私の斬撃の直撃を受けた男たちは皆不能になっていたそうだ。

喜んで報告するヘルマンに思わず剣で切りつけそうになり、ヘルマンが慌てて逃げていった。



「あっはっはっはっ、皆、エルの剣で不能になるのを怖れて逃げ出したのか」

遅れてやって来たお兄様には大声で笑われるし、


「エル最高」

お姉様は笑い出して止まらなくなるし・・・・・

私はぶすっとしていた。


「まあ、エル、オーバードルフの都も火の海にはならなかったし、領都を黙って勝手に占拠したとお兄様とお姉様が怒り出さなかったのだから、良しとするしか無いだろう」

フェルにそう言って慰められたが、うーん、何かおかしくないか?


確かに勝手に領都に抜け駆けしたと怒られるかと思っていたので、それがなかっただけでもマシなのだけど・・・・、何か釈然としないんだけど。



お兄様もお姉様もオーバードルフ軍との戦いである程度の戦果を挙げられたので、納得しているらしい。
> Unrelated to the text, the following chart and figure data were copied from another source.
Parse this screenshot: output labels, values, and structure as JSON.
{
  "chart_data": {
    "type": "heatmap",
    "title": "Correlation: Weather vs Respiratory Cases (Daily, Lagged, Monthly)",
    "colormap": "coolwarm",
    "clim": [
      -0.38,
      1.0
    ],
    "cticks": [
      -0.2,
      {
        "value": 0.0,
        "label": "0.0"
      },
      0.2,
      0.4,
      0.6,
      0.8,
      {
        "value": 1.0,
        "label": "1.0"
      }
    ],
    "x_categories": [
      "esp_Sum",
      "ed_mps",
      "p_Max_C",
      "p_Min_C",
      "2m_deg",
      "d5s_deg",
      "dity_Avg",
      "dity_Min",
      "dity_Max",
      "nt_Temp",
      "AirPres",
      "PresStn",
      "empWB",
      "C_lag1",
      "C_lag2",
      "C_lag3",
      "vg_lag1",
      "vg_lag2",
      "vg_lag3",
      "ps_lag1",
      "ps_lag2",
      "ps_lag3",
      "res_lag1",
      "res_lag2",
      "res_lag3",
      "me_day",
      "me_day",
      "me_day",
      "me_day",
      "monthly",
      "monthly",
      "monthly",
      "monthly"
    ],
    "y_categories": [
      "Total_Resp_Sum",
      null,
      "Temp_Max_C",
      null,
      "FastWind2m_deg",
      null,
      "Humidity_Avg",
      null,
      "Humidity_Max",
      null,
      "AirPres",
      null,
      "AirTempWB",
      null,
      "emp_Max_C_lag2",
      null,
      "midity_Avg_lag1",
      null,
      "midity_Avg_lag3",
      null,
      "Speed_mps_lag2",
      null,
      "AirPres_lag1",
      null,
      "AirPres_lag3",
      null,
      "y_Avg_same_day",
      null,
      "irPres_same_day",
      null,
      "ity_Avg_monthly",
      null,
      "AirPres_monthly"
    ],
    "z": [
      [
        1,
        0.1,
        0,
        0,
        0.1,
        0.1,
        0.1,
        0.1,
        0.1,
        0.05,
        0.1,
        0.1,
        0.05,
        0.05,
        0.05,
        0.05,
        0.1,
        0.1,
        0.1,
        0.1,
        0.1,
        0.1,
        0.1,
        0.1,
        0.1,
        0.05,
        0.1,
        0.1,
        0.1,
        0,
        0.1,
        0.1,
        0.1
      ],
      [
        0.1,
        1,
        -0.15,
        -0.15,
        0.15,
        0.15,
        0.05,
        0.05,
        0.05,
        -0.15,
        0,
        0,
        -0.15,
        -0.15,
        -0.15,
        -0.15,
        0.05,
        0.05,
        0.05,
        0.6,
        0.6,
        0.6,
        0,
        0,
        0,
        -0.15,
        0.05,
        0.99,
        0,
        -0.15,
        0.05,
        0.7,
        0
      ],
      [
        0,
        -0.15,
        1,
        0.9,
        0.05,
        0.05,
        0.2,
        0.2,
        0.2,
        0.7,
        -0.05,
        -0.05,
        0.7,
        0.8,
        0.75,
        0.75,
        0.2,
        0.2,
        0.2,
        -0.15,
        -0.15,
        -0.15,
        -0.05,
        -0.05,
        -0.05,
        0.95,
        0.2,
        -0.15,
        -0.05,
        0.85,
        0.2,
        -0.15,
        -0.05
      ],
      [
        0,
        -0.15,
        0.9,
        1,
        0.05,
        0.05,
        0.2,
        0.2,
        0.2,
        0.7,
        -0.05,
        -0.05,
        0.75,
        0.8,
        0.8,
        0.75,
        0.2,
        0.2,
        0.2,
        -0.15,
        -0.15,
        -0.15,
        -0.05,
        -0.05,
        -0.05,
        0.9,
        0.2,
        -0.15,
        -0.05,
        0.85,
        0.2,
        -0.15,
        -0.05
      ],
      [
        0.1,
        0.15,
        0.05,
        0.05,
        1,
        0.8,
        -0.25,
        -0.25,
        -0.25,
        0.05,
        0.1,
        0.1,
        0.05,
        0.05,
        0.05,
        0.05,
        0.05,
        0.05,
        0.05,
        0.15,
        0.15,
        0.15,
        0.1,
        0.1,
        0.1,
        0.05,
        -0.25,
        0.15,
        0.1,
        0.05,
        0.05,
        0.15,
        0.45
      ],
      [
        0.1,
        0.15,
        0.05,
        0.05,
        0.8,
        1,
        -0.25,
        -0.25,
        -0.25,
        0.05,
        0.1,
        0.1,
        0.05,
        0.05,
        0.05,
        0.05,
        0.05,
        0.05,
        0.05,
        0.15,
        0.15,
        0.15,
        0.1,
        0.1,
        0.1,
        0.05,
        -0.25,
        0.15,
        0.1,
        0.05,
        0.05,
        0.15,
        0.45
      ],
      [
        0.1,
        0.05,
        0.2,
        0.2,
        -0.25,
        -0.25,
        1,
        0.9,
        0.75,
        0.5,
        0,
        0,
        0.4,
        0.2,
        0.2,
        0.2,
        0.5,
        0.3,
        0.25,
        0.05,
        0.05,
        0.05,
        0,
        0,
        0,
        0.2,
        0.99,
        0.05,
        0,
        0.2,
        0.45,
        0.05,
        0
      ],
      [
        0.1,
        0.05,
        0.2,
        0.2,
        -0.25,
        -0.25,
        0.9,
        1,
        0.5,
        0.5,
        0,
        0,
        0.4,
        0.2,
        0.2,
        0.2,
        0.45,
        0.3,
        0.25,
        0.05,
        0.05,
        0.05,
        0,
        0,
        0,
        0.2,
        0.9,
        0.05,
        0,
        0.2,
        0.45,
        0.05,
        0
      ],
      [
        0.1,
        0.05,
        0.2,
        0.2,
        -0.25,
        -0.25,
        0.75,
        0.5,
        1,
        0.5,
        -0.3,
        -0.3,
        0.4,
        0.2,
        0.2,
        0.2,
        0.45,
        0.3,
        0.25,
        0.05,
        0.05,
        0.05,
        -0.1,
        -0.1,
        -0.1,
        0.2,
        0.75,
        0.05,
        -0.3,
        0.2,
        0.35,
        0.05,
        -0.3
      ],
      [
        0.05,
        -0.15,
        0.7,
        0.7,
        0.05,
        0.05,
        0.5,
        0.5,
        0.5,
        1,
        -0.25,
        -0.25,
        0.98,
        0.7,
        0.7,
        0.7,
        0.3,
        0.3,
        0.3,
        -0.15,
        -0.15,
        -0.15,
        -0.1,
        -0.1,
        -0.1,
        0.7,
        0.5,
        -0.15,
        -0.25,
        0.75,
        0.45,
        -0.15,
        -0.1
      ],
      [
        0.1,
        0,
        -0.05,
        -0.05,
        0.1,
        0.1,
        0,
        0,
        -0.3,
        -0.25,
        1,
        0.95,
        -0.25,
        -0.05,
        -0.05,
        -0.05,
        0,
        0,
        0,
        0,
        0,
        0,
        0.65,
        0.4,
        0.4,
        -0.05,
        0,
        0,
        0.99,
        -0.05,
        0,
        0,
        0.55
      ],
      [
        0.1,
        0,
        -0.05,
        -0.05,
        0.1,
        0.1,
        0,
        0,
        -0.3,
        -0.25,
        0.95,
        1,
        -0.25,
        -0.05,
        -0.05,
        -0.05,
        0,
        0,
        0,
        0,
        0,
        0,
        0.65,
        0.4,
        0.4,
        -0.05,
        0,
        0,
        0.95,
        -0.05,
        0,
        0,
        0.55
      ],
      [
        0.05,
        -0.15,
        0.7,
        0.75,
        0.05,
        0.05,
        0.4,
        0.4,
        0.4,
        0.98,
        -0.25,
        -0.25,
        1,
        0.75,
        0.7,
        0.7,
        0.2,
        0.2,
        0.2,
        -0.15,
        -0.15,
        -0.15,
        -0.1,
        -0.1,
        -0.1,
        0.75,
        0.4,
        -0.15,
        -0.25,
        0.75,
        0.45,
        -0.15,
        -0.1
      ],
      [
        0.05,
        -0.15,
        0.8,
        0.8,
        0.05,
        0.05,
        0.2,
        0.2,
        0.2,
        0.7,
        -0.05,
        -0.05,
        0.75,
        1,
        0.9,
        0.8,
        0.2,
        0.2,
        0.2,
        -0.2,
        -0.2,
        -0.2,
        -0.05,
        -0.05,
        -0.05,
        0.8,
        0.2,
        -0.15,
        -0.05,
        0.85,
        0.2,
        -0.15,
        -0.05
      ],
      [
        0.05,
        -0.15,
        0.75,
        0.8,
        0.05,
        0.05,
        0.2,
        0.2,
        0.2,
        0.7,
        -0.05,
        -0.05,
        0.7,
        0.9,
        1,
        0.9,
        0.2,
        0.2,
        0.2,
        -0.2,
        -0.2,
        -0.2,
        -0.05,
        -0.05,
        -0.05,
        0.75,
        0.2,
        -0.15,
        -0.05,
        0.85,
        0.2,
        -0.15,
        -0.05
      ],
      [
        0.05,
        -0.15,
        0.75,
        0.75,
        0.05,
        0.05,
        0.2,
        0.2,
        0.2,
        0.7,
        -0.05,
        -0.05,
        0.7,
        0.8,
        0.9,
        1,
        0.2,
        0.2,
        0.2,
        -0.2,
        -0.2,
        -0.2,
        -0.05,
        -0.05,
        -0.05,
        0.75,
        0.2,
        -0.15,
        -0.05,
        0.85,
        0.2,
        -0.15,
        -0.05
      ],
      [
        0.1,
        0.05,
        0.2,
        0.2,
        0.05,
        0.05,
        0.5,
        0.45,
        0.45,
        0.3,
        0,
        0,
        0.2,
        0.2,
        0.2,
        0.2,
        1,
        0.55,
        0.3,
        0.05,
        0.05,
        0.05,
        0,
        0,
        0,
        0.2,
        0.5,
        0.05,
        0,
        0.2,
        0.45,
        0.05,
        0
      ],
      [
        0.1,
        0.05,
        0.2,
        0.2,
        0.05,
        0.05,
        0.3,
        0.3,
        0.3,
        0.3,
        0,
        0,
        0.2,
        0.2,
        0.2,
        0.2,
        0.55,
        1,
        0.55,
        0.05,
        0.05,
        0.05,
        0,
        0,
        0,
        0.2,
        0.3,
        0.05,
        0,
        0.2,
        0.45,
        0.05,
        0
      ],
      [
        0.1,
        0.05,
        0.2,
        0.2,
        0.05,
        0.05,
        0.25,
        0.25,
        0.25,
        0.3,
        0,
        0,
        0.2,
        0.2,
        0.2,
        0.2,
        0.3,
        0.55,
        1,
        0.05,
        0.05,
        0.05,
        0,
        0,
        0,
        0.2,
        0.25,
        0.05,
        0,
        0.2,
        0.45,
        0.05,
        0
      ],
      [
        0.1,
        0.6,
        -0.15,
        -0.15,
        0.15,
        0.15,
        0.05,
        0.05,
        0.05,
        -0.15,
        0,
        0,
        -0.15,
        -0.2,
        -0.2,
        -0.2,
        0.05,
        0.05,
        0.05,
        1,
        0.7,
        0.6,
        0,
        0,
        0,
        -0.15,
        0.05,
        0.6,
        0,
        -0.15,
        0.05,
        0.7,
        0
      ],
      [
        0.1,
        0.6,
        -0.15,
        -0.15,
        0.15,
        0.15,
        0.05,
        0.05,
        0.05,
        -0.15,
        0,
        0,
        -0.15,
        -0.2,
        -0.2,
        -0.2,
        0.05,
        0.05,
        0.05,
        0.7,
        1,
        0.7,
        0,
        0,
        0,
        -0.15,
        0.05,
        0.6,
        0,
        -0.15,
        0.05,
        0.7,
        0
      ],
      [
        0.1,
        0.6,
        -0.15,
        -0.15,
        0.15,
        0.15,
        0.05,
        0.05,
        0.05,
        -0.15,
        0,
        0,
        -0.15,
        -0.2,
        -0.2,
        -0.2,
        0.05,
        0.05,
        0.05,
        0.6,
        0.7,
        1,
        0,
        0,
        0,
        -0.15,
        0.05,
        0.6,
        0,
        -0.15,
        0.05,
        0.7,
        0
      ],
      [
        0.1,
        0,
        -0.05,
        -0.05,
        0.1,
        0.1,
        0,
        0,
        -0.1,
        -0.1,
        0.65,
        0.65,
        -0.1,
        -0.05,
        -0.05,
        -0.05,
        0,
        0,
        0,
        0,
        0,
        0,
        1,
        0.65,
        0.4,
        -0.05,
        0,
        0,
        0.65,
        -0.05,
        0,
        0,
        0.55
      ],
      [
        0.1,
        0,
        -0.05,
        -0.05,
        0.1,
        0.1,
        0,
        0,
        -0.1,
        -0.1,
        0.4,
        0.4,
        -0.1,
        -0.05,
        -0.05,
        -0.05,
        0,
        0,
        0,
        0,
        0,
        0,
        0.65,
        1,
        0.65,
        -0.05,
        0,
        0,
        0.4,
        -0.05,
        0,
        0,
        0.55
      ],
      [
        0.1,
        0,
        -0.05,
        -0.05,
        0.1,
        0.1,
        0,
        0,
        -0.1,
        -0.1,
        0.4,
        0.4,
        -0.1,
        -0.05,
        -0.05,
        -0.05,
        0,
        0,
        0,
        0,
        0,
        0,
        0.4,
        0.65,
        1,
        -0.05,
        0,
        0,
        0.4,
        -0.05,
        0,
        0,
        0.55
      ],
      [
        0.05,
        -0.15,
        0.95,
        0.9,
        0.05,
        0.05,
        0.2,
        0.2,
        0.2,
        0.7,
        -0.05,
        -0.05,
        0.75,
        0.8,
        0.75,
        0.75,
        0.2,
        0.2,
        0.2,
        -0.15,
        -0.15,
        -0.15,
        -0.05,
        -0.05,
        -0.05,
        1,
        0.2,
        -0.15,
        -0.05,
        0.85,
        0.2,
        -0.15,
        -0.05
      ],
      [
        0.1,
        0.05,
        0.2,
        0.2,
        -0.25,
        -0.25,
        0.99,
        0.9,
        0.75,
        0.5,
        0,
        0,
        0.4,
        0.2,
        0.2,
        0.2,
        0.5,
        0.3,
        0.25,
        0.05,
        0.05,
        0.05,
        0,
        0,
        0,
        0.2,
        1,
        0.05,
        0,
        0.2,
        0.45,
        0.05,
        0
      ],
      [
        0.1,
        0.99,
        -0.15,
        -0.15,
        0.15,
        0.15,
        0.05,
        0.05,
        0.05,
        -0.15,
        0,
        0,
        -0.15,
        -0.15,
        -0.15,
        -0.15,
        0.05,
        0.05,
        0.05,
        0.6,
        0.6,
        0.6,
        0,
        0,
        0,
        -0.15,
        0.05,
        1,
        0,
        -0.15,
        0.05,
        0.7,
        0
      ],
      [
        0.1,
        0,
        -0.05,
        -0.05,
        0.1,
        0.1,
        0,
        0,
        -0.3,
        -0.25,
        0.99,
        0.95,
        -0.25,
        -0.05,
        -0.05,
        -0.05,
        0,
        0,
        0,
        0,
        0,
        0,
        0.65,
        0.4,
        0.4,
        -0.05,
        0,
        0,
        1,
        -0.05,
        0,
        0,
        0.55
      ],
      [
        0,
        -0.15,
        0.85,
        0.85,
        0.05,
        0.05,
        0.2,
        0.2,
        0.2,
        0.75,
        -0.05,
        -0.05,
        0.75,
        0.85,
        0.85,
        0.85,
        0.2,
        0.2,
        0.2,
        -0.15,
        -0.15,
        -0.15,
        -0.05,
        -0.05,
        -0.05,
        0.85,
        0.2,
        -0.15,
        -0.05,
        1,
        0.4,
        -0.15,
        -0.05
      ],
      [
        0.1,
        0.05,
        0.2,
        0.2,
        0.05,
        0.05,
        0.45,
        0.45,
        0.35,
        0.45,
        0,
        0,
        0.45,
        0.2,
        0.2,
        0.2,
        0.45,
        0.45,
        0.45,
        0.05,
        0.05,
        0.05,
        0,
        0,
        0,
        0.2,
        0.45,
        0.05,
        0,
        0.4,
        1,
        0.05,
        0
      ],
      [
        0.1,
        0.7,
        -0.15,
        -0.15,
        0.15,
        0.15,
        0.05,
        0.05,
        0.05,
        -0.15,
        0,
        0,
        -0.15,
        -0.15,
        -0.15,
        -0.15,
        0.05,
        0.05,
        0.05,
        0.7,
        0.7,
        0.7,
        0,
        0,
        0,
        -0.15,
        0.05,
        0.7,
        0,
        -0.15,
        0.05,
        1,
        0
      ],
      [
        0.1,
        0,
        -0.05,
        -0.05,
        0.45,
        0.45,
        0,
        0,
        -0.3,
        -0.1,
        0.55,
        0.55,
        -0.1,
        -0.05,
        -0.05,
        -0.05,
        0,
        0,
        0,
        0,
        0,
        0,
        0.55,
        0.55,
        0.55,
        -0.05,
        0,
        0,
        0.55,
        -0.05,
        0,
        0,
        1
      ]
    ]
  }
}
可愛そうなのはお兄様とお姉様の露払いになったオーバードルフ軍だと思うんだけど・・・・。



領都には1週間もせずにまた人が戻ってきていた。


我軍を怖れたのなら、もう少しかかるんじゃないかと思っていたので、不思議だと思っていると

嬉々としてヘルマンが新しいチラシを見せてくれた。


「領都オーバードルフから逃げ出した者たちへ

余は戦神エルザベートの化身、エルヴィーラ・ ハインツェルである。

余を怖れて逃げ出した賎民共へ

余から逃げ出すとは良い根性をしているではないか。

今すぐに帰ってくれば不問に処すが、いつまでも隠れている気ならば余の宝剣をその方ら目掛けて振るうであろう」


そこには鬼の形相で剣を振る私のイラストが書かれていた。



「ウンガー、ウンガーはどこにいる」

私はプッツン切れて叫んでいた。

「ウンガー様はなにやら急用だとかで、急ぎ出ていかれましたが」

兵士の一人が教えてくれた。


「本当にウンガーの奴、次見つけたら許さない」

私は手でチラシを握りつぶしていた。


そこへ兵士が走り込んできた。

「報告いたします。オーバードルフの元王子ベルンハルトが一軍を率いてこちらに向かっていると報告が入りました」


「はっ、まだいたのね」

私は軽く頭痛がして頭を押さえた。